Bioequivalence and Bioavailability Forum

Salam Mahmoud,

❝ Please, advise on sample size estimation and setting of BE limits in the following situations where ISV for Cmax and AUC are far apart.

You have to demonstrate BE for both. Since in your example C_max seems to be highly variable I assumed a T/R-ratio of 0.9 (and not the observed despite that it is close to 1) and the same for AUC. Target power 80%.
Two options for the EMA:

1. Reference-scaling acceptable (widening of the limits for C_max clinically justifiable), RTRT|TRTR design.
   
       Design method metric   GMR    CV     LL     UL  n  power  GMRlo
 RTRT|TRTR   ABEL   Cmax 0.900 0.336 0.7799 1.2822 34 0.8040   <NA>
 RTRT|TRTR    ABE    AUC 0.900 0.202 0.8000 1.2500 34 0.9613 0.8717

Regulator: EMA (ABEL applicable if CVwR of Cmax >0.3).
PK metric ruling the sample size: Cmax
Sample size: 34 (ABEL, power: 0.8040)
Power of AUC (ABE): 0.9613
Lowest GMR of AUC which will give power 0.8: 0.8717
Total number of treatments in study: 136
   
   
2. Reference-scaling not acceptable (conventional ABE)
   
   
   1. RTRT|TRTR design.
      
          Design method metric   GMR    CV     LL     UL  n  power  GMRlo
 RTRT|TRTR    ABE   Cmax 0.900 0.336 0.8000 1.2500 50 0.8132   <NA>
 RTRT|TRTR    ABE    AUC 0.900 0.202 0.8000 1.2500 50 0.9938 0.8586

PK metric ruling the sample size: Cmax
Sample size: 50 (ABE, power: 0.8132)
Power of AUC (ABE): 0.9938
Lowest GMR of AUC which will give power 0.8: 0.8586
Total number of treatments in study: 200
      
      
   2. TR|TR design.
      
      Design method metric   GMR    CV     LL     UL  n  power  GMRlo
  RT|TR    ABE   Cmax 0.900 0.336 0.8000 1.2500 98 0.8046   <NA>
  RT|TR    ABE    AUC 0.900 0.202 0.8000 1.2500 98 0.9928 0.8593

PK metric ruling the sample size: Cmax
Sample size: 98 (ABE, power: 0.8046)
Power of AUC (ABE): 0.9928
Lowest GMR of AUC which will give power 0.8: 0.8593
Total number of treatments in study: 196
      

For the FDA you could try reference-scaling (no justification needed, applicability depends on s_wR). RTRT|TRTR design.
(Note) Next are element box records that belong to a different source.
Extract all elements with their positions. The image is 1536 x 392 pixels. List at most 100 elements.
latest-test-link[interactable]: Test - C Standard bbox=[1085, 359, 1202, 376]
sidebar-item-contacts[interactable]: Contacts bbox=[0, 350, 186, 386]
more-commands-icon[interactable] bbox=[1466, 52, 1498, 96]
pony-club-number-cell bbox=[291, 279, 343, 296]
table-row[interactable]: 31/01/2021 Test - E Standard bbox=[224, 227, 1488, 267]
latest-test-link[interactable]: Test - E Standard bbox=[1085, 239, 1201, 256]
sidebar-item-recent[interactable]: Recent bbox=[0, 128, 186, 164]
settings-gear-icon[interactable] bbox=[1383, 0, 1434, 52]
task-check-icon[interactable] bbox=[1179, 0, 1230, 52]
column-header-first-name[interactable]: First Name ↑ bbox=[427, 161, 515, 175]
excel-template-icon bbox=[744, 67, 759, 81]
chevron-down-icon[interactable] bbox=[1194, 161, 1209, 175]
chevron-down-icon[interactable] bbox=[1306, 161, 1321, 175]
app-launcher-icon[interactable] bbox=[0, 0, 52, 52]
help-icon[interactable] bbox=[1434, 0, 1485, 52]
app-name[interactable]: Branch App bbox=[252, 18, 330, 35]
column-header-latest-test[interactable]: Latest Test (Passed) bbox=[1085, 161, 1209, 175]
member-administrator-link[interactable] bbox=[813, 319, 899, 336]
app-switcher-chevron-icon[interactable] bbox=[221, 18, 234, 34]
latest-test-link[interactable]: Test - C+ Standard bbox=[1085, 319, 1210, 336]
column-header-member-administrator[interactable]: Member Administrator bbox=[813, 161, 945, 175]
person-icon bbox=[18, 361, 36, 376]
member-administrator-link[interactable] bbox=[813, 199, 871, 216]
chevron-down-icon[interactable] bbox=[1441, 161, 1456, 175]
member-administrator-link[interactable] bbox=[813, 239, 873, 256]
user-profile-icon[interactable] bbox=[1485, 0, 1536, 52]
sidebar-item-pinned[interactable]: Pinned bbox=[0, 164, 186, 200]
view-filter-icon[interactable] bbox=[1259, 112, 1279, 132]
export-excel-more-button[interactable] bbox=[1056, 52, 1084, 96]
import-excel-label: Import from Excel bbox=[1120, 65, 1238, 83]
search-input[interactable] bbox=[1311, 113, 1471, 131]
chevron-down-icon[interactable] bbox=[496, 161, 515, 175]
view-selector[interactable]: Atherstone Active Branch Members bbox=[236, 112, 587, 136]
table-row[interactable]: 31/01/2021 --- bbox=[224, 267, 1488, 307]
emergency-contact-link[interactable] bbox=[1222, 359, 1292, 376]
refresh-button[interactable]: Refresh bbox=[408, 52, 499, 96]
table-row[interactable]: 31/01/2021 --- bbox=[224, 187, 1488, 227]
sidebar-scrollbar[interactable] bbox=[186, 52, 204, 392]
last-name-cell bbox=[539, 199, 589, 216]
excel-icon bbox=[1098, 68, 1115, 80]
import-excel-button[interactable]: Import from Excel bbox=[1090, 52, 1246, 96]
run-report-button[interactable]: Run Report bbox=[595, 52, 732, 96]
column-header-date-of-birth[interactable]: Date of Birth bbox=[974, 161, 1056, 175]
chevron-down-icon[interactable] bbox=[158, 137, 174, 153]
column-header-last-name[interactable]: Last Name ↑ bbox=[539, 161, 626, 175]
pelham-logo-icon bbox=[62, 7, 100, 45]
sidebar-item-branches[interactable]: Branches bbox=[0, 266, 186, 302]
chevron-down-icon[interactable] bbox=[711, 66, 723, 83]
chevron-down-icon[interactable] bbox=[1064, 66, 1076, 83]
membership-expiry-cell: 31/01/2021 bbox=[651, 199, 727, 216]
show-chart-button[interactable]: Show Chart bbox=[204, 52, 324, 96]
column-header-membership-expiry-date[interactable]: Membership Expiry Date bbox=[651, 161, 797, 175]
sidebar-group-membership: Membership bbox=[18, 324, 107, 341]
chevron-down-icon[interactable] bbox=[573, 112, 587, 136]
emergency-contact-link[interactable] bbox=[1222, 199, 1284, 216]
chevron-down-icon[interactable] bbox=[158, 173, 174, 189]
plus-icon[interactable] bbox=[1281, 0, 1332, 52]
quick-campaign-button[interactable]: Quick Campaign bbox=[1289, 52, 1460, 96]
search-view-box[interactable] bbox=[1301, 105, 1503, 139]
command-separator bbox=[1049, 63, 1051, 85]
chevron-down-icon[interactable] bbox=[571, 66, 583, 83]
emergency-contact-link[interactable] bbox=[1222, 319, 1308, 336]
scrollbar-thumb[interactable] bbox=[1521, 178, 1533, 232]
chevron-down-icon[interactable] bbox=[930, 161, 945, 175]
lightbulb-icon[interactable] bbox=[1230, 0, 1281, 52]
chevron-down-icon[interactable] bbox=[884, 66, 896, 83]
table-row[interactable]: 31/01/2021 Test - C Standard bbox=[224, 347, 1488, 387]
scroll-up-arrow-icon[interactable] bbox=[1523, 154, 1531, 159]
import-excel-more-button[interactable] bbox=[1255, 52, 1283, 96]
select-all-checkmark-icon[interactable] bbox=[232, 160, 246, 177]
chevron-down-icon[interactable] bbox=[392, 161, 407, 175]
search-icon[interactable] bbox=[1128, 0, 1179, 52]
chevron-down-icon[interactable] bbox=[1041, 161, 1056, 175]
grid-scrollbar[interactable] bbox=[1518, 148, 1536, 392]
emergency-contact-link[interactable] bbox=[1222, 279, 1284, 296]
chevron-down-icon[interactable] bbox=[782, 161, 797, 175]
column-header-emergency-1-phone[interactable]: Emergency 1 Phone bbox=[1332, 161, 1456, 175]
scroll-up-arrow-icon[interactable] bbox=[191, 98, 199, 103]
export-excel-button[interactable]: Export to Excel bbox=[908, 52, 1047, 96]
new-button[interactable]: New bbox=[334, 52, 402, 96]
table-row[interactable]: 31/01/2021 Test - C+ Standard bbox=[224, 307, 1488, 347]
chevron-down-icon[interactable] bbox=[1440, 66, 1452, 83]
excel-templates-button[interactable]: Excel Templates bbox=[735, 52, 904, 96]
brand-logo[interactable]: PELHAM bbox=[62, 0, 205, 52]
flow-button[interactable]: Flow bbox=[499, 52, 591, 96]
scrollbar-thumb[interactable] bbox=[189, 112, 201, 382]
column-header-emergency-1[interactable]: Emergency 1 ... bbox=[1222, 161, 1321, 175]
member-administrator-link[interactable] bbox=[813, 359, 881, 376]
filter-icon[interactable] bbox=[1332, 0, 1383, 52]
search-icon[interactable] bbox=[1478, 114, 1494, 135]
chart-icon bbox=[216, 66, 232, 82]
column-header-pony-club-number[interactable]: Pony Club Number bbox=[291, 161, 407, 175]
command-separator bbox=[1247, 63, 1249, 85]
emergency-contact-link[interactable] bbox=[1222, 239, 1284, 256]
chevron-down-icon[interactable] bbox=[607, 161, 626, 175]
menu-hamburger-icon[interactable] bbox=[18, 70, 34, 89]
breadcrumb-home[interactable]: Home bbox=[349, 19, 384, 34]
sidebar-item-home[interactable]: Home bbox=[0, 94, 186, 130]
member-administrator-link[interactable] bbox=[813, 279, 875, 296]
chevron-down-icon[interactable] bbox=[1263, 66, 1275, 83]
    Design method metric   GMR    CV     LL     UL  n  power  GMRlo
 RTRT|TRTR  RSABE   Cmax 0.900 0.336 0.7468 1.3390 28 0.8064   <NA>
 RTRT|TRTR  RSABE    AUC 0.900 0.202 0.8000 1.2500 28 0.9168 0.8984

Regulator: FDA (RSABE applicable to PK metrics with CVwR ≥0.3).
PK metric ruling the sample size: Cmax
Sample size: 28 (RSABE, power: 0.8064)
Power of AUC (RSABE): 0.9168
Lowest GMR of AUC which will give power 0.8: 0.8810
Total number of treatments in study: 112

For ABE the outcome is the same as for the EMA’s 2.a and 2.b. above.

You can see that the variability of C_max (even for reference-scaling) drives the sample size. However, you get an incentive. Power for AUC will be (much) higher than the target. Hence, its T/R-ratio can deviate more from 1 than expected (as shown above in the column GMRlo) or its CV can be higher whilst still maintaining the target level.